When carrying out an ELISA assay it is important to prepare your samples in order to achieve the best possible results. Below we have a list of procedures for the preparation of samples for different sample types.
Sample Type
Protocol
Serum
If using serum separator tubes, allow samples to clot for 30 minutes at room temperature. Centrifuge for 10 minutes at 1,000x g. Collect the serum fraction and assay promptly or aliquot and store the samples at -80°C. Avoid multiple freeze-thaw cycles. If serum separator tubes are not being used, allow samples to clot overnight at 2-8°C. Centrifuge for 10 minutes at 1,000x g. Remove serum and assay promptly or aliquot and store the samples at -80°C. Avoid multiple freeze-thaw cycles.
Plasma
Collect plasma using EDTA or heparin as an anticoagulant.
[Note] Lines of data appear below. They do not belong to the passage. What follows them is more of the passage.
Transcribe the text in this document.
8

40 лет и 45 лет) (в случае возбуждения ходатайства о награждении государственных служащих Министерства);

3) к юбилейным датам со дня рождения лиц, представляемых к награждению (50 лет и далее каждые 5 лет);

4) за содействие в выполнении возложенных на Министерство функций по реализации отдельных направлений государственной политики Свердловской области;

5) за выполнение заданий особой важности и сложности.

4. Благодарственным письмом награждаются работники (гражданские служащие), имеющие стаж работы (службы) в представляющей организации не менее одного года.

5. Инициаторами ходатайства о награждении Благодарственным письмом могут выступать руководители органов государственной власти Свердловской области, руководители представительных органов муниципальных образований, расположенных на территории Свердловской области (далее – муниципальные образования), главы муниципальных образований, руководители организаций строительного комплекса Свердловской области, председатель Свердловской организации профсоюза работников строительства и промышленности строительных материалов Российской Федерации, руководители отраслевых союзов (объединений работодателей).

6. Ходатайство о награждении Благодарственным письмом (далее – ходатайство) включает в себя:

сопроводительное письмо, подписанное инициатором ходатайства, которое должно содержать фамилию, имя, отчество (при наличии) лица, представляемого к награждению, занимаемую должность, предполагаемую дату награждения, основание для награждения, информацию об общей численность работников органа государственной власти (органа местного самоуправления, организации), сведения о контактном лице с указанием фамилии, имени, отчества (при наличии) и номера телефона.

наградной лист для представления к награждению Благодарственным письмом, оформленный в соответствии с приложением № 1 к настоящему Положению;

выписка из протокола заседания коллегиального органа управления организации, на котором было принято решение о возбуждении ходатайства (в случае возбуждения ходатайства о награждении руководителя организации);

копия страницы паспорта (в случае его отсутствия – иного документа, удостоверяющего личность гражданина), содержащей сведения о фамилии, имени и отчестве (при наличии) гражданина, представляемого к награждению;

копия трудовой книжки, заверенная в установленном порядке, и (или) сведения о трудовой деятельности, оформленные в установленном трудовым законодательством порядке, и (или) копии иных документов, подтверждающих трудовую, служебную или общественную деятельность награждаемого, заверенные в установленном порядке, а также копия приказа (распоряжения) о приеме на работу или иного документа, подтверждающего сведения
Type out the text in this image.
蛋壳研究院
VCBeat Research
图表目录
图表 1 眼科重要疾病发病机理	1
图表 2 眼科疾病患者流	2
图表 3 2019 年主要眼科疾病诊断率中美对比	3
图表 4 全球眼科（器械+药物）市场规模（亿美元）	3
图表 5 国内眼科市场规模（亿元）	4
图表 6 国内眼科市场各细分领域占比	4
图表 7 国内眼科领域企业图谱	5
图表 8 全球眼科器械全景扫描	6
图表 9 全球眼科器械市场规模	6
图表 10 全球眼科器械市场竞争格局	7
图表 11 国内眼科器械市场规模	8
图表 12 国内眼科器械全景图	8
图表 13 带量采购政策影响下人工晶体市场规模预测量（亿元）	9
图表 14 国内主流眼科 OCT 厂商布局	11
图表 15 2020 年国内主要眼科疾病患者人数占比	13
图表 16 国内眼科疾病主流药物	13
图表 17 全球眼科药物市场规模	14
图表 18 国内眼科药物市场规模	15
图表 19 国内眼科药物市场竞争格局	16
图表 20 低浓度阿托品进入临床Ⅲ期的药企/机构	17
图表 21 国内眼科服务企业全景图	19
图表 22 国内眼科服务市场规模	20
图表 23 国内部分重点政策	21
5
Centrifuge samples at 4°C for 15 mins at 1000 × g within 30 mins of collection. Collect the plasma fraction and assay promptly or aliquot and store the samples at -80°C. Avoid multiple freeze-thaw cycles. Note: Over haemolysed samples are not suitable for use with this kit.
Urine & Cerebrospinal Fluid
Collect the urine (mid-stream) in a sterile container, centrifuge for 20 mins at 2000-3000 rpm. Remove supernatant and assay immediately. If any precipitation is detected, repeat the centrifugation step. A similar protocol can be used for cerebrospinal fluid.
Cell culture supernatant
Collect the cell culture media by pipette, followed by centrifugation at 4°C for 20 mins at 1500 rpm. Collect the clear supernatant and assay immediately.
Cell lysates
Solubilize cells in lysis buffer and allow to sit on ice for 30 minutes. Centrifuge tubes at 14,000 x g for 5 minutes to remove insoluble material. Aliquot the supernatant into a new tube and discard the remaining whole cell extract. Quantify total protein concentration using a total protein assay. Assay immediately or aliquot and store at ≤ -20 °C.
Tissue homogenates
The preparation of tissue homogenates will vary depending upon tissue type. Rinse tissue with 1X PBS to remove excess blood & homogenize in 20ml of 1X PBS (including protease inhibitors) and store overnight at ≤ -20°C. Two freeze-thaw cycles are required to break the cell membranes. To further disrupt the cell membranes you can sonicate the samples. Centrifuge homogenates for 5 mins at 5000xg. Remove the supernatant and assay immediately or aliquot and store at -20°C or -80°C.
Tissue lysates
Rinse tissue with PBS, cut into 1-2 mm pieces, and homogenize with a tissue homogenizer in PBS. Add an equal volume of RIPA buffer containing protease inhibitors and lyse tissues at room temperature for 30 minutes with gentle agitation. Centrifuge to remove debris. Quantify total protein concentration using a total protein assay. Assay immediately or aliquot and store at ≤ -20 °C.
Breast Milk
Collect milk samples and centrifuge at 10,000 x g for 60 min at 4°C. Aliquot the supernatant and assay. For long term use, store samples at -80°C. Minimize freeze/thaw cycles.